Furthermore, experts consider these bacteria to be human opportunistic pathogens and etiologic agents of nosocomial infections. Moreover, the abdomen distension makes anal cleaning more difficult (64). Bacterial contamination, where the urethra is closer to the anus in females, is one of the main causes of infections during pregnancy. E. coli is also thought to be a major uropathogen because it has several virulence factors that make it easy for it to colonize and invade the urinary epithelium, such as P and S fimbrial adhesins (65).

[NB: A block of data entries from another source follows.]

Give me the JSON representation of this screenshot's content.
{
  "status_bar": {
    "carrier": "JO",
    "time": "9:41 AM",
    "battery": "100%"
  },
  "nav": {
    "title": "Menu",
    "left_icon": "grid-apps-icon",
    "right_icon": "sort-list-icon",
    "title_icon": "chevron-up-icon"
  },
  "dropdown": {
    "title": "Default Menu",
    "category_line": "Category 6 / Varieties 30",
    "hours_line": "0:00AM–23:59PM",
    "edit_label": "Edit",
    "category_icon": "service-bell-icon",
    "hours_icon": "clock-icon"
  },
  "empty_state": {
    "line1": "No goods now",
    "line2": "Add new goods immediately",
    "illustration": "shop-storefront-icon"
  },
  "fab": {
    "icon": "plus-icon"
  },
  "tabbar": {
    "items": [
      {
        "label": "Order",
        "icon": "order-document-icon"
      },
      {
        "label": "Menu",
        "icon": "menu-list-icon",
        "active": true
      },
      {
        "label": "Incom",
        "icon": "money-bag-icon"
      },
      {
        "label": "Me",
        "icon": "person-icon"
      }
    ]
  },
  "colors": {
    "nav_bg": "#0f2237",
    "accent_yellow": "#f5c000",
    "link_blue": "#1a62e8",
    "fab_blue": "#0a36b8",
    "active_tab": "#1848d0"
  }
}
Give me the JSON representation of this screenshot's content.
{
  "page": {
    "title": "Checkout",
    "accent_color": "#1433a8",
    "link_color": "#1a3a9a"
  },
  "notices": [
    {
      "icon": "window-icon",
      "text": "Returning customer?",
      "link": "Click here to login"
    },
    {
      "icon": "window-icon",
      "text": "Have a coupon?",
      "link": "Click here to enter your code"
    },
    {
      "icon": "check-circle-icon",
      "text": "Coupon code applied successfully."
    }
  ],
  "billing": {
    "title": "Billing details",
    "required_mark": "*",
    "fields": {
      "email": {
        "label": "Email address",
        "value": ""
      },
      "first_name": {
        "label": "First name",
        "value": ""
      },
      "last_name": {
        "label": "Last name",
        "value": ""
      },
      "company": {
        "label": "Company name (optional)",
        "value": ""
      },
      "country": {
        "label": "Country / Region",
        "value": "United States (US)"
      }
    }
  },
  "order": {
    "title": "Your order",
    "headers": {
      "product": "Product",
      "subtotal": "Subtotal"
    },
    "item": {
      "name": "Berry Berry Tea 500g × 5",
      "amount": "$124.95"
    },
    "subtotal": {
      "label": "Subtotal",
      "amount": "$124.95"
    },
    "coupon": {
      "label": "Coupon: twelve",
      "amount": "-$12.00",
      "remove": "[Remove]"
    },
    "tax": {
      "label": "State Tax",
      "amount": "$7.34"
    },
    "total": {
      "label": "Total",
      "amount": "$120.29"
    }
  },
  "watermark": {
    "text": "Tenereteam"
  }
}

The present study revealed that E. coli exhibited resistance to erythromycin (78.13%), nitrofurantoin (46.88%), and lower resistance to ampicillin (21.9%) and cefepime (18.8%). Moreover, S. aureus exhibited resistance to vancomycin (73.7%), erythromycin (63.16%), and ampicillin (42.1%). In addition, P. aeruginosa was less resistant to nitrofurantoin, cefepime, and ampicillin. Prior reports indicated a significant prevalence of antimicrobial-resistant bacteria in certain regions of Yemen, attributed to the accessibility of antibiotics as over-the-counter medications, allowing unrestricted purchase without a physician's prescription, alongside issues related to the quality of antibiotics and improper drug usage. Furthermore, the majority of physicians prescribe antibiotics to patients without consulting antimicrobial susceptibility data, nor do they advise them to undergo antimicrobial susceptibility testing (67–76).